Nous n’avions pas le droit de poser des questions sur ‟papa”. Nous n’avions pas le droit de poser des questions sur le ‟big guy”.

Gary Shapley au sujet de Joe Biden, sur Fox News

Le « big guy » est une référence à un individu mentionné en 2017 dans un courriel retrouvé sur l’ordinateur portable de Hunter Biden et traitant de la façon dont seraient répartis les bénéfices d’une affaire avec une société chinoise. Le « big guy » devait recevoir « 10 % ». Les républicains pensent qu’il s’agit de l’actuel président. Ce dernier a toujours nié avoir été mêlé aux affaires de son fils.

La politique écartée

Mais Hunter Biden a bel et bien évoqué son père dans un message WhatsApp envoyé en 2017 à un partenaire d’affaires chinois potentiel : « Je suis assis ici avec mon père et nous aimerions comprendre pourquoi l’engagement pris n’a pas été respecté. Dites au directeur que j’aimerais résoudre ce problème maintenant avant qu’il ne devienne incontrôlable, et maintenant veut dire ce soir. »

Hunter Biden menace ensuite son interlocuteur en promettant « qu’entre l’homme assis à côté de moi et toutes les personnes qu’il connaît, et ma capacité à être toujours rancunier, vous regretterez de ne pas avoir suivi mes instructions ».

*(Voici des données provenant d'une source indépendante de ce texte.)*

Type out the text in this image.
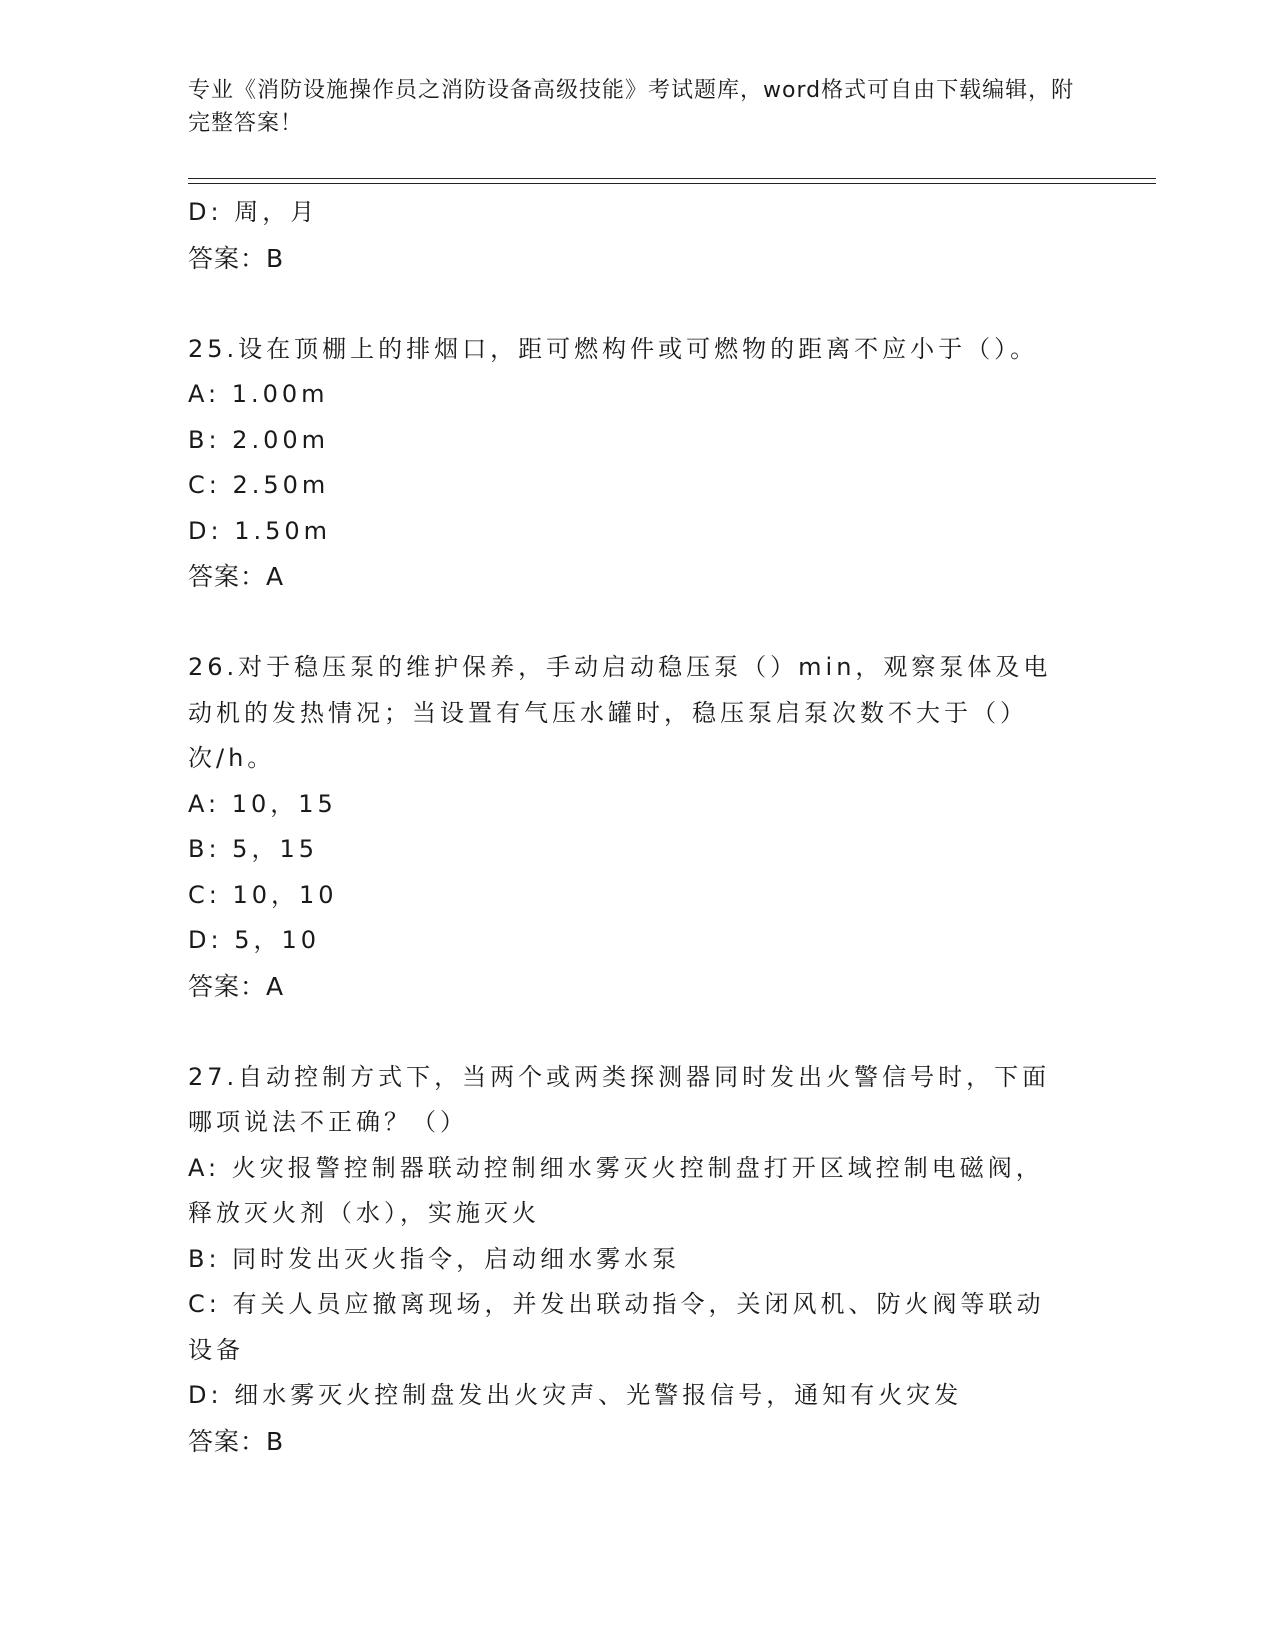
专业《消防设施操作员之消防设备高级技能》考试题库，word格式可自由下载编辑，附完整答案！
D: 周，月
答案：B
25.设在顶棚上的排烟口，距可燃构件或可燃物的距离不应小于（）。
A: 1.00m
B: 2.00m
C: 2.50m
D: 1.50m
答案：A
26.对于稳压泵的维护保养，手动启动稳压泵（）min，观察泵体及电
动机的发热情况；当设置有气压水罐时，稳压泵启泵次数不大于（）
次/h。
A: 10，15
B: 5，15
C: 10，10
D: 5，10
答案：A
27.自动控制方式下，当两个或两类探测器同时发出火警信号时，下面
哪项说法不正确？（）
A: 火灾报警控制器联动控制细水雾灭火控制盘打开区域控制电磁阀，
释放灭火剂（水），实施灭火
B: 同时发出灭火指令，启动细水雾水泵
C: 有关人员应撤离现场，并发出联动指令，关闭风机、防火阀等联动
设备
D: 细水雾灭火控制盘发出火灾声、光警报信号，通知有火灾发
答案：B
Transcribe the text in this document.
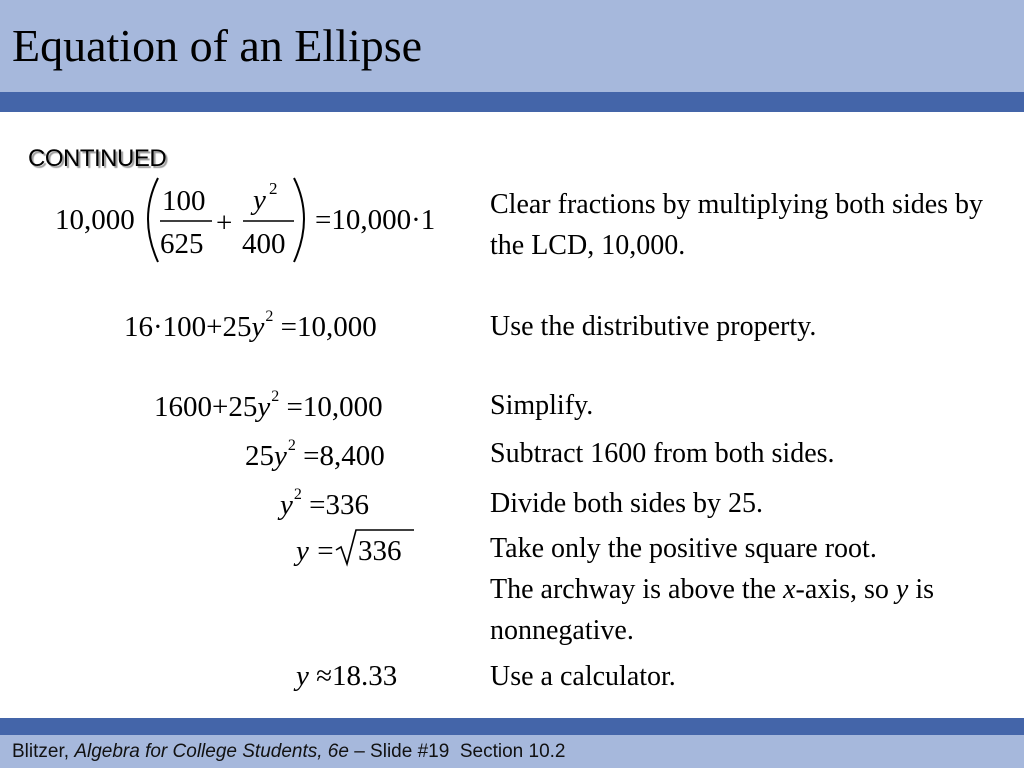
Equation of an Ellipse
CONTINUED
10,000
100
625
+
y 2
400
=10,000·1
$16\cdot 100+25y^2 =10,000$
$1600+25y^2 =10,000$
$25y^2 =8,400$
$y^2 =336$
y = 336
y ≈18.33
Clear fractions by multiplying both sides by the LCD, 10,000.
Use the distributive property.
Simplify.
Subtract 1600 from both sides.
Divide both sides by 25.
Take only the positive square root.
The archway is above the x-axis, so y is nonnegative.
Use a calculator.
Blitzer, Algebra for College Students, 6e – Slide #19  Section 10.2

Quelques jours plus tard, le partenaire chinois de Hunter Biden lui a envoyé 5 millions de dollars. Les républicains, qui ont publié récemment ce message inédit jusque-là, y voient la preuve d’un acte d’extorsion impliquant le président, qui n’était alors que simple citoyen.

Mais Joe Biden était-il vraiment assis à côté de son fils au moment de la rédaction de ce message ? Était-il même au courant que son fils utilisait ainsi son nom ?

L’avocat de Hunter Biden met toute allusion à Joe Biden dans les messages liés aux affaires de son client sur le compte de la dépendance au crack dont ce dernier souffrait à l’époque. Gary Shapley a reconnu de son côté que certaines affirmations de Hunter Biden concernant l’implication de son père n’étaient que des « vœux pieux ».

Même s’il est républicain, le lanceur d’alerte jure que la politique n’a rien à voir avec ses allégations. C’est peut-être vrai. Mais cela ne prouve pas ses allégations pour autant.